How they've shifted over time
Trelleborg Ridderkerk's early H2020 work (2015-2018) focused on extreme-environment applications: underwater mining systems for flooded and abandoned mines (VAMOS) and wave energy harvesting using dielectric membranes (WETFEET). Their most recent project (MOSES, 2020-2023) signals a pivot toward automated maritime transport and supply chain optimization. The trajectory shows a consistent thread — polymer engineering for water and marine environments — but the application domain is shifting from extractive and energy-generation uses toward smart shipping and vessel automation.

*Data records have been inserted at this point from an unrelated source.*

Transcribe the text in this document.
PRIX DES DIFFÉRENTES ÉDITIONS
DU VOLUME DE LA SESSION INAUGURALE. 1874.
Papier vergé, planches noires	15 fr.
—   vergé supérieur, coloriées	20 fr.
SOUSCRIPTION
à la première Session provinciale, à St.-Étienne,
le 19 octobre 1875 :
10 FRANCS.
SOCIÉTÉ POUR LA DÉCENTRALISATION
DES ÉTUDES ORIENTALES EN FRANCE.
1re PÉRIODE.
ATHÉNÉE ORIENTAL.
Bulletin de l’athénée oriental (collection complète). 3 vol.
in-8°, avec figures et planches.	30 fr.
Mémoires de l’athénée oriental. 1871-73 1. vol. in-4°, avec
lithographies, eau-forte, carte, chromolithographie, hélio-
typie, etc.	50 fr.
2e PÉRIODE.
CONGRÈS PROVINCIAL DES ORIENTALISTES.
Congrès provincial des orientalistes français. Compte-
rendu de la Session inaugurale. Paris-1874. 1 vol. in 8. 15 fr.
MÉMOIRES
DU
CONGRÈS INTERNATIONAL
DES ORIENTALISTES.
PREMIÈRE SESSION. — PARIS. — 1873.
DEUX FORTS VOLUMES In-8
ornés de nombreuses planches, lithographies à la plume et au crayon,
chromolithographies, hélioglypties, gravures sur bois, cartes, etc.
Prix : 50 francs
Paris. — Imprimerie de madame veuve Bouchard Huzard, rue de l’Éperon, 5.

Moving from niche subsea/energy applications toward the growing autonomous shipping sector, suggesting interest in smart maritime infrastructure.
How they like to work
Trelleborg Ridderkerk participates exclusively as a consortium partner, never as coordinator — consistent with their role as a specialist component supplier rather than a research leader. Across three projects they have worked with 52 unique partners in 16 countries, indicating they integrate well into large, diverse European consortia. Their value proposition to a consortium is clear: they bring industrial polymer manufacturing capability and material science expertise without competing for project leadership.
With 52 unique consortium partners across 16 countries from just 3 projects, Trelleborg Ridderkerk operates in large international consortia averaging 17+ partners each. Their network spans broadly across Europe with no single geographic concentration.
What sets them apart
Trelleborg Ridderkerk sits at the intersection of advanced polymer manufacturing and harsh-environment engineering — a combination few SMEs can offer with industrial-scale production backing. As part of the Trelleborg Group, they bring the credibility and manufacturing capacity of a global engineering company while still qualifying as an SME participant. For consortium builders, they solve a common problem: finding a partner who can both co-develop advanced rubber and membrane components in R&D and then actually produce them at scale.
Highlights from their portfolio
- WETFEETCombined wave energy with dielectric membrane technology — a technically ambitious crossover between polymer science and renewable energy harvesting.
- VAMOSAddressed the unusual challenge of automated mining in flooded and abandoned mines, requiring equipment to function in extreme low-visibility underwater conditions.
- MOSESTheir most recent project, signaling a strategic move into automated vessel technology and sustainable short-sea shipping logistics.